10.11.2025

Kommentar: Zukunft bedeutet „Gestalten“

Thomas Kühlwetter: "Ein Besuch der anstehenden Messen ist ein wichtiger Schritt für die eigene betriebliche Zukunft."

Ein Blick ins Weltgeschehen offenbart gegenwärtig ein düsteres Bild an vielen Stellen dieser Erde und führt schnell zu einem Gefühl der Machtlosigkeit und Betroffenheit. Er zeigt aber auch, dass trotz aller berechtigten oder auch unberechtigten Kritik nicht alles in Deutschland so negativ ist, wie häufig dargestellt oder empfunden.

Die vor einigen Wochen recht kontrovers geführte Diskussion nach den Äußerungen von Bundeskanzler Friedrich Merz zum „Stadtbild“ zeigt – vielleicht sogar ein wenig symbolhaft – wie sensibel unsere Gesellschaft reagiert und wie vielfältig sie ist. Nur selten wird dabei leider geäußert, wie stolz und zufrieden wir sein dürfen, in einer Demokratie leben zu dürfen.

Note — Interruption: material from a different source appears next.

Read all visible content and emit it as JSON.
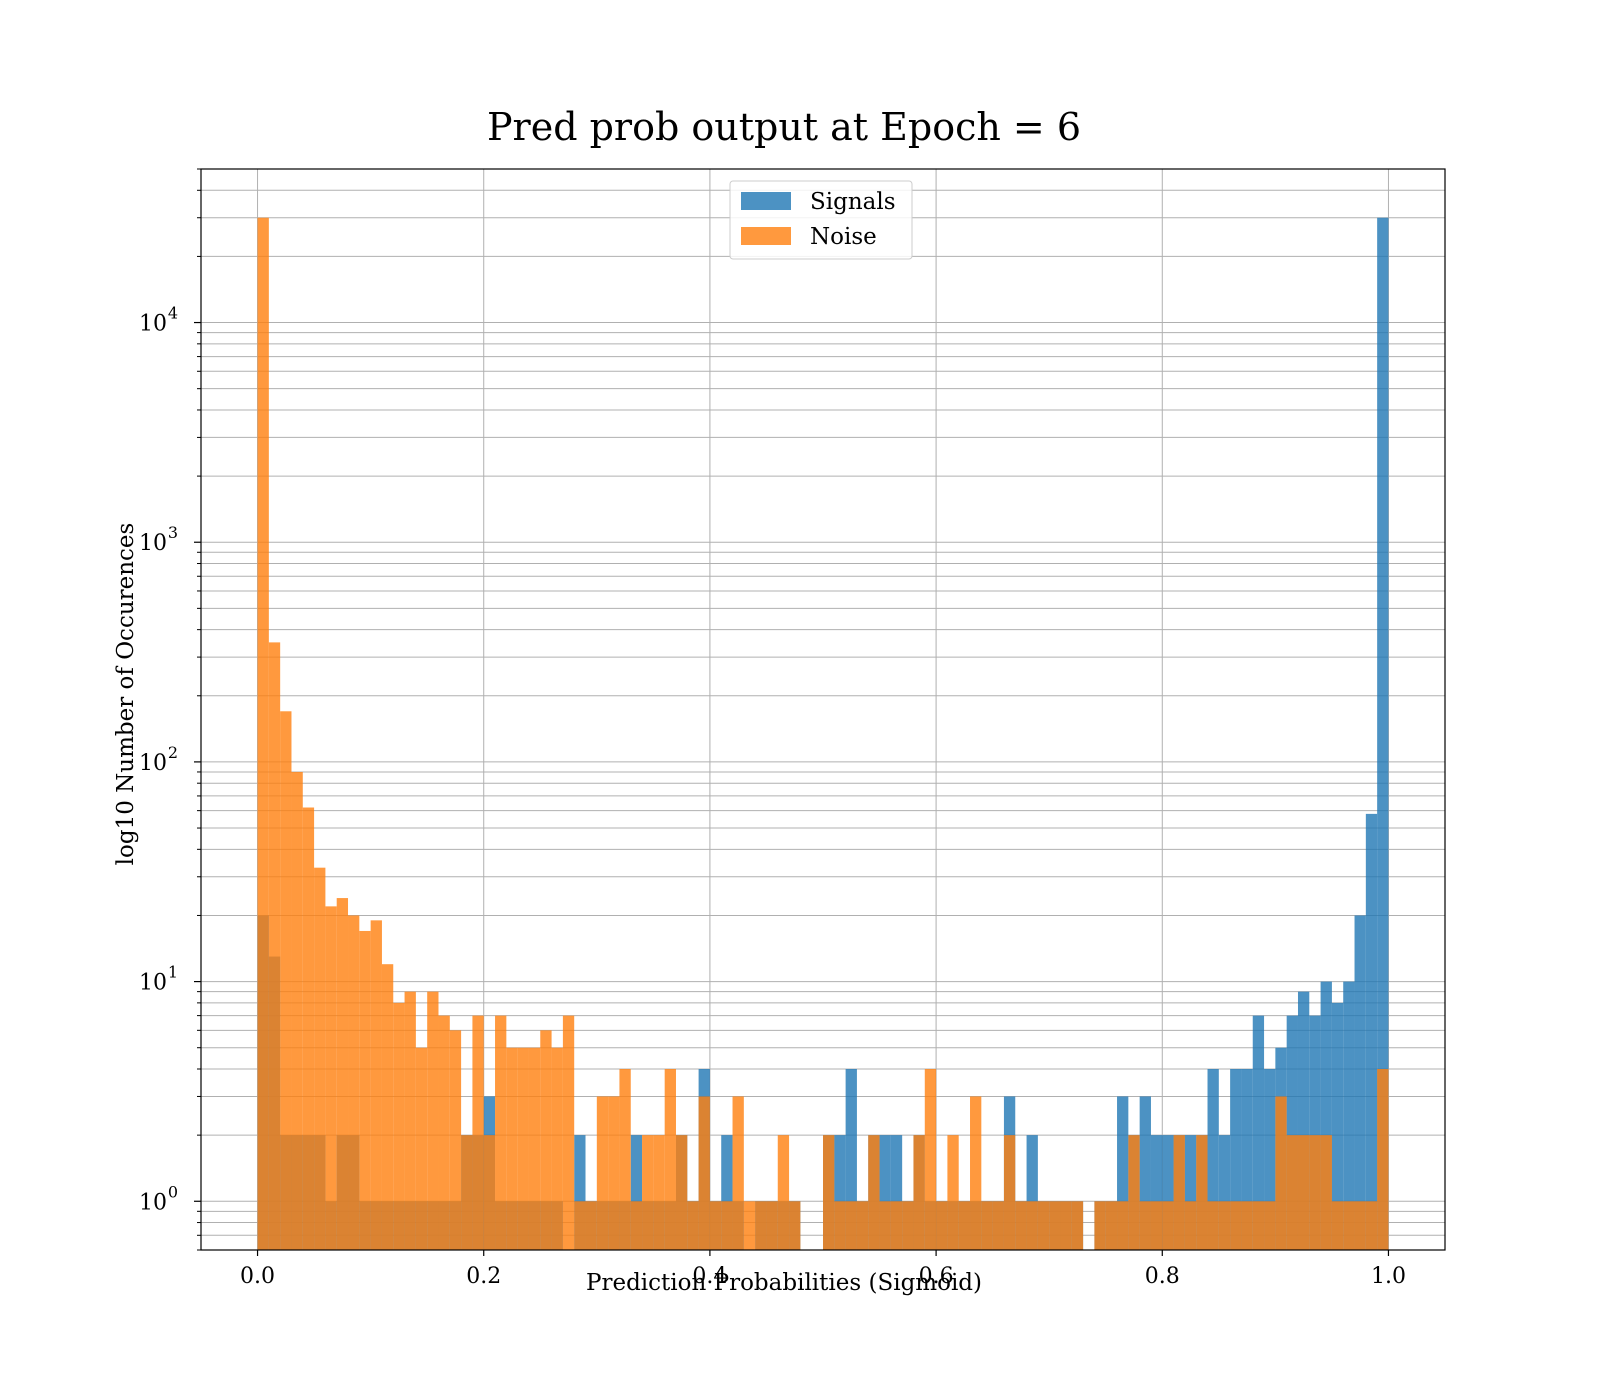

Doch auch dies bleibt nicht unwidersprochen, denn es gibt eine nicht unbedeutende Zahl von Menschen, die der Meinung sind, dass man in Deutschland nicht äußern kann, was man möchte und die daran zweifeln, dass Deutschland eine Demokratie ist.

Das ist schade und gleichzeitig sehr bedenklich, insbesondere dann, wenn man schaut, welche Autokraten oder sich als solche berufen fühlende, momentan das Weltgeschehen prägen und wie sie agieren.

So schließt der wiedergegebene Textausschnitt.